= Urwa ibn al-Ward =

'Urwa ibn al-Ward al-'Abasi (عروة بن الورد; 520–600 CE) was a pre-Islamic Arabic su'luk poet. He was a member of the Banu Abs tribe.

Urwah Bin Al-ward is a heroic outlaw in Arabic folklore who, according to legend, was a highly skilled archer and swordsman. Ewrah bin Al-Ward Al-Absi – the noble ragamuffin – a brave knight, polite, out of law, a supporter of the poor, poet of Abs, Arabic knight and a generous ragamuffin. He was stealing to feed the poor, he was called “ragamuffin’s loop”, because he was collecting and direct them if they failed in their invasions. He had a remarkable skill in shooting arrows.

==Life==
Little is known about his life, but he had a reputation for being "the most generous of the ancient Arabs."

==Poetry==
Urwa was the most prolific of the su'luk poets. Yaqub Ibn as-Sikkit wrote a commentary on his poetic diwan. His most famous poem is preserved in the Asma'iyyat. Some of his poetry expresses his love for Salma, his estranged wife who he divorced while drunk. When he recovered, he fell into despair at what he had done. His diwan was edited by Theodor Nöldeke, who published it as Die Gedichte des Urwa ibn Alward in 1864.

==Cultural portrayals==
Urwa ibn al-Ward has been portrayed in a number of plays, films, and television series in the Arab world. His association with the famous knight Antarah ibn Shaddad is because the two were from the same tribe, the Banu Abs.
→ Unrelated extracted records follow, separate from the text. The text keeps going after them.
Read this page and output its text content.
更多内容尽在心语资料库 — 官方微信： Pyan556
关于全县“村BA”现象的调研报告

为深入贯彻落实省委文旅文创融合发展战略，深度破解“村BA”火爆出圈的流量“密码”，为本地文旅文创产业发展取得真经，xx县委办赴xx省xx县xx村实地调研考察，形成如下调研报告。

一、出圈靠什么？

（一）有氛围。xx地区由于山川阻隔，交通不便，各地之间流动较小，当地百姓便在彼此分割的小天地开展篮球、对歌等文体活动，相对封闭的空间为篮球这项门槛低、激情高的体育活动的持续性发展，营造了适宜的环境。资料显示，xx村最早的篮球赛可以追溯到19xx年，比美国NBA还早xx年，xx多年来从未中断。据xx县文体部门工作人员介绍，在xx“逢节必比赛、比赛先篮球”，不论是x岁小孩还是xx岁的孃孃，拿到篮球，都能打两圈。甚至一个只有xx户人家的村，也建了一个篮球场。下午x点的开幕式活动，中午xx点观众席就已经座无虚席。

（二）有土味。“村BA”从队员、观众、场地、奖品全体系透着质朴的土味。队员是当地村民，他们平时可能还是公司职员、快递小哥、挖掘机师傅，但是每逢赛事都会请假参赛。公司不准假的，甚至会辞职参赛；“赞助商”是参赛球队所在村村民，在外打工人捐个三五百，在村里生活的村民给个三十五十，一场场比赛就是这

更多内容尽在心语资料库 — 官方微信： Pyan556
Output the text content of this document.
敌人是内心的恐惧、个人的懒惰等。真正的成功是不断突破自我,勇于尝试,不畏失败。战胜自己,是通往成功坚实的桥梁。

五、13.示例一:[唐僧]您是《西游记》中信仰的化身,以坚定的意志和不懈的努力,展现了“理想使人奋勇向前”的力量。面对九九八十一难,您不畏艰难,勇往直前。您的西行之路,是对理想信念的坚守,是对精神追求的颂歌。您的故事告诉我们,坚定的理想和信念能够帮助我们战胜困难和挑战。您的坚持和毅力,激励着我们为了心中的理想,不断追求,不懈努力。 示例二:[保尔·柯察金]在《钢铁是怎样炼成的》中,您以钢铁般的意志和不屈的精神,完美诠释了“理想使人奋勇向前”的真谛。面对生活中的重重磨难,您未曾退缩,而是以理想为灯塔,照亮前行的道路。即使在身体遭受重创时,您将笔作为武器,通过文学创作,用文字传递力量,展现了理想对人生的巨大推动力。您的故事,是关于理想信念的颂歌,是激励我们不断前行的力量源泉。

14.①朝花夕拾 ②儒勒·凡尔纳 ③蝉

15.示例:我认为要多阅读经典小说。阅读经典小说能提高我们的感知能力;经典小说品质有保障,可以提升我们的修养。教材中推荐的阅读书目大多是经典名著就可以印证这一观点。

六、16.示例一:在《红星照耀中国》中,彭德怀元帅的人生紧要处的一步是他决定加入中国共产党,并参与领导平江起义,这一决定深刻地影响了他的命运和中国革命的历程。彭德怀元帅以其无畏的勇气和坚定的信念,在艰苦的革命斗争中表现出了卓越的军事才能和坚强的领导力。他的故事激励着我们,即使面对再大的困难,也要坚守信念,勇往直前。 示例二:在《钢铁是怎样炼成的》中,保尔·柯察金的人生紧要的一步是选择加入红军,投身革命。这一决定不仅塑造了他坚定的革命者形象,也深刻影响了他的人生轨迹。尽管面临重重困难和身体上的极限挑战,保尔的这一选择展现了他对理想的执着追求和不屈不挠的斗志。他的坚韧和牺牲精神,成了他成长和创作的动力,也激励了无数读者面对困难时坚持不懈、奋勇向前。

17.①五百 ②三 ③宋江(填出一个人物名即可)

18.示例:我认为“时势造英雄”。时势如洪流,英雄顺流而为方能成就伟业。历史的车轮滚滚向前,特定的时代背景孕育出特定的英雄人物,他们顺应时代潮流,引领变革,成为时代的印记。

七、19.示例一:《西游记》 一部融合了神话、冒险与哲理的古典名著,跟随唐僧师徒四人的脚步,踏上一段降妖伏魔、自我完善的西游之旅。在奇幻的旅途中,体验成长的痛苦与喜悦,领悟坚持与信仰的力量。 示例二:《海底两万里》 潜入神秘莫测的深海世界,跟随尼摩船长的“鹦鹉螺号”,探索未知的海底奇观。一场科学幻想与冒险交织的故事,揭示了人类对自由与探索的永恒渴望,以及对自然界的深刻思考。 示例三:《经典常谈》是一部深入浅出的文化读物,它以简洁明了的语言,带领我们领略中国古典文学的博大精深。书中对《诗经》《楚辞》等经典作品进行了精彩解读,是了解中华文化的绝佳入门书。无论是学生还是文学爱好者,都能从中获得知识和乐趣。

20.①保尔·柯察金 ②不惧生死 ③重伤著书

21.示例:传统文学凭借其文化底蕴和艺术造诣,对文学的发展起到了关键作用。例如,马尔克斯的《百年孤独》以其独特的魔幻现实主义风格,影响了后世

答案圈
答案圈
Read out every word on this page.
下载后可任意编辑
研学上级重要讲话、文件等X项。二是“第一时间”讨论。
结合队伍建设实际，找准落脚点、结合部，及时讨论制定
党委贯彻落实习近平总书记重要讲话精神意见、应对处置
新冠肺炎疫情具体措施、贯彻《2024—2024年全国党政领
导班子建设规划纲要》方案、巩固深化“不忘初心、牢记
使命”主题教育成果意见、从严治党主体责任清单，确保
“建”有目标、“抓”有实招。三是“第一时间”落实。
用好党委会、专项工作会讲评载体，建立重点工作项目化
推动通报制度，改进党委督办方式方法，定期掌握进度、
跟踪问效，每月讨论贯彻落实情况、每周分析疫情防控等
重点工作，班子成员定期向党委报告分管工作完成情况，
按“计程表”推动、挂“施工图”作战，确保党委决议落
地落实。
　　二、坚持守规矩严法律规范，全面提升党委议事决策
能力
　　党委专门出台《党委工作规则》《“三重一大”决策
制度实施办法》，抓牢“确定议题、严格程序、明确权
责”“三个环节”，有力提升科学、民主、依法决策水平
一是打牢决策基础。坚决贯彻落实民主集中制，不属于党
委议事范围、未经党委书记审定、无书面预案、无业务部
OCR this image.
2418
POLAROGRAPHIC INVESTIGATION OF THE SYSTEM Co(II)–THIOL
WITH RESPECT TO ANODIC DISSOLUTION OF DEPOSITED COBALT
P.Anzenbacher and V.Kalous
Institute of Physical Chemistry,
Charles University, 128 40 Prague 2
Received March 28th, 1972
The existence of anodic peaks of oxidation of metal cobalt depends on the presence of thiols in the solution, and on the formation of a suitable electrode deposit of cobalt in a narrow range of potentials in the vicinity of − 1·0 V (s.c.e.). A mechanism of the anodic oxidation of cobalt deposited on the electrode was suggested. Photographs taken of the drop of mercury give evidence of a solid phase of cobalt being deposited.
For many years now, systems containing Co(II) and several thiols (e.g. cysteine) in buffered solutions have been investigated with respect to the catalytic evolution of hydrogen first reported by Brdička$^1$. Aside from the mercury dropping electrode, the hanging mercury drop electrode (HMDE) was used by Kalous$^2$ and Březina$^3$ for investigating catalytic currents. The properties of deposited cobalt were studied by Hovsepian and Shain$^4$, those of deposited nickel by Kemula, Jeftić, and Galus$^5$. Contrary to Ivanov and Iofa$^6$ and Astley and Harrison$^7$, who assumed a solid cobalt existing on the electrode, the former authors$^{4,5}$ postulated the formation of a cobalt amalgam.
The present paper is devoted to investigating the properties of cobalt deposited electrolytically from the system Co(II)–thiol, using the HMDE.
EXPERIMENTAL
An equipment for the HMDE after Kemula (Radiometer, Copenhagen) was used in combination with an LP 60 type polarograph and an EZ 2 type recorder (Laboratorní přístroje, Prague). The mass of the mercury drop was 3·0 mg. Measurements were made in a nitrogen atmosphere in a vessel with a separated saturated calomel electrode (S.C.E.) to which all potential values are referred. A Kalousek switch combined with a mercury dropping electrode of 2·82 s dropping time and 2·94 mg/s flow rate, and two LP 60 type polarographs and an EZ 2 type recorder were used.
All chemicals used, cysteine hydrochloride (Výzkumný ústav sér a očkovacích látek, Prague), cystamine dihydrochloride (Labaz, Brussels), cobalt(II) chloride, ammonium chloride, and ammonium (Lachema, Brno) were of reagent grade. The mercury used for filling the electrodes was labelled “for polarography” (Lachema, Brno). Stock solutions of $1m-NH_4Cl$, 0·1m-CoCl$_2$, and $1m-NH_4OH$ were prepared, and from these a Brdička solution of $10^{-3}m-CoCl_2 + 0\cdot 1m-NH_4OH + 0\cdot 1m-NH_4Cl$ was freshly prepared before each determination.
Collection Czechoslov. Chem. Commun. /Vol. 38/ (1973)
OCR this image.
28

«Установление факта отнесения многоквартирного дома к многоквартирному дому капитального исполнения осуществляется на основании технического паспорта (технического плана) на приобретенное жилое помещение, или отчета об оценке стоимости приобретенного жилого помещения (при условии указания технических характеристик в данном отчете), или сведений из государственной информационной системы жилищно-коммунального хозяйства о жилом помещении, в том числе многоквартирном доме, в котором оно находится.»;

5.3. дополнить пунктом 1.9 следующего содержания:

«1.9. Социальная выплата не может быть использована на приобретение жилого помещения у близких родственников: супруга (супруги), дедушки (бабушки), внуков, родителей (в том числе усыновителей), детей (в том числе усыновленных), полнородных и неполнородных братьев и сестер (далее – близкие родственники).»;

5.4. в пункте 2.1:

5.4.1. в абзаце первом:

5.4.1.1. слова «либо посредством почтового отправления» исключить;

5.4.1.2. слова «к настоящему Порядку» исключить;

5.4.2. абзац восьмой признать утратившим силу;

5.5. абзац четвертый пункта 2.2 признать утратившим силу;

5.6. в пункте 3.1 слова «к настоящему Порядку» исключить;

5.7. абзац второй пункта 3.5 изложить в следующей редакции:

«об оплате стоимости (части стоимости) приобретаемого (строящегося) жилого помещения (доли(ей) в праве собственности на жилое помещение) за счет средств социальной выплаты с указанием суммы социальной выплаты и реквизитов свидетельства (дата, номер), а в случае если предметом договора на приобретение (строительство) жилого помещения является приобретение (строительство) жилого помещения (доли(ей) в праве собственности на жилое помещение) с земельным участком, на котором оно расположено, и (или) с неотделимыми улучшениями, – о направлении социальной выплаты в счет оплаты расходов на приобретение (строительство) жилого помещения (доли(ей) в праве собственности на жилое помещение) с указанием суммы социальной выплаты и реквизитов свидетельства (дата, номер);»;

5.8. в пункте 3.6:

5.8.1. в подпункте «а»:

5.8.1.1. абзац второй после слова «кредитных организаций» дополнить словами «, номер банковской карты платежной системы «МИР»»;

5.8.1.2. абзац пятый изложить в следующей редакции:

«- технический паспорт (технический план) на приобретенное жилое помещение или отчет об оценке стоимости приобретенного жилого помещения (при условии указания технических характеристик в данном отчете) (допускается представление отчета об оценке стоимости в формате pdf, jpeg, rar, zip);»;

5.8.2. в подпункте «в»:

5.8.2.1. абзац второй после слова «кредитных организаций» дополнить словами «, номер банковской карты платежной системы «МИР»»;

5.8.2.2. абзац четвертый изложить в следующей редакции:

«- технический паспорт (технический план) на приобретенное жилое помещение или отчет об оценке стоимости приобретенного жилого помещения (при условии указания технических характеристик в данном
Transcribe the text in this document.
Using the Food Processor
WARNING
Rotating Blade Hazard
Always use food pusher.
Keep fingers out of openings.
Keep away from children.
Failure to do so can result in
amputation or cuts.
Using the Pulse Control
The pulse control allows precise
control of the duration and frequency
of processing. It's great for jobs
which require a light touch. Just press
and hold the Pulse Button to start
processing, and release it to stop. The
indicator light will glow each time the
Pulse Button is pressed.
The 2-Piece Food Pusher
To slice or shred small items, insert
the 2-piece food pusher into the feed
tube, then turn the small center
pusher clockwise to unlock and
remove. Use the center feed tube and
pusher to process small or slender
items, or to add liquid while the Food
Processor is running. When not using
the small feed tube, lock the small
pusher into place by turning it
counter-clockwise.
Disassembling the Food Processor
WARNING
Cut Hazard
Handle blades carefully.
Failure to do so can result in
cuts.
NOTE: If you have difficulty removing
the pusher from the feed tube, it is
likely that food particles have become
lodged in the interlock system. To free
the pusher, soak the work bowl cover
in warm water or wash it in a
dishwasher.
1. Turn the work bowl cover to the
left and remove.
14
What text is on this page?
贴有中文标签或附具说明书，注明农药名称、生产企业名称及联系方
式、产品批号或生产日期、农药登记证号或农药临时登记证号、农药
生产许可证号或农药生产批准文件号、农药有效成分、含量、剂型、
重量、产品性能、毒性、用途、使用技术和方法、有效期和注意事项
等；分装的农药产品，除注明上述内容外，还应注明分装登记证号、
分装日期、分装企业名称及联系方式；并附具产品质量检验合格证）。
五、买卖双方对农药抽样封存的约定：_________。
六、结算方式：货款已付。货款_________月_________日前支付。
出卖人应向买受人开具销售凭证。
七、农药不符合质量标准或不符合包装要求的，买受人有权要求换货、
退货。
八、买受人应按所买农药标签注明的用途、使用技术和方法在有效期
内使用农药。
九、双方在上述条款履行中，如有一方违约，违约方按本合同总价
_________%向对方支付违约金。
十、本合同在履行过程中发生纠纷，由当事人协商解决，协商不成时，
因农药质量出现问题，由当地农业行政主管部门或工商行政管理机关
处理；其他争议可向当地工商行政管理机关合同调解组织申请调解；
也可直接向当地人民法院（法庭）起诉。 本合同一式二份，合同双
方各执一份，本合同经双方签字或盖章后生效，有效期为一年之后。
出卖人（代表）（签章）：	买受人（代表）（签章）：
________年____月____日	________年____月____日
- 1961: The film Antara ibn Shaddad, directed by Niazi Mostafa. The role of Urwa was played by Mohammad al-Hilu.

- 1978: The television series Urwa ibn al-Ward, directed by Salah Abu Hanud. The role of Urwa was played by Usama al-Mashini.

- 2007: The television series Antara ibn Shaddad, directed by Rami Hana. The role of Urwa was played by Mahyar Khudur.

- 2012: The play Antarah ibn Shaddad, presented at the Ukazz Theater in Ta'if.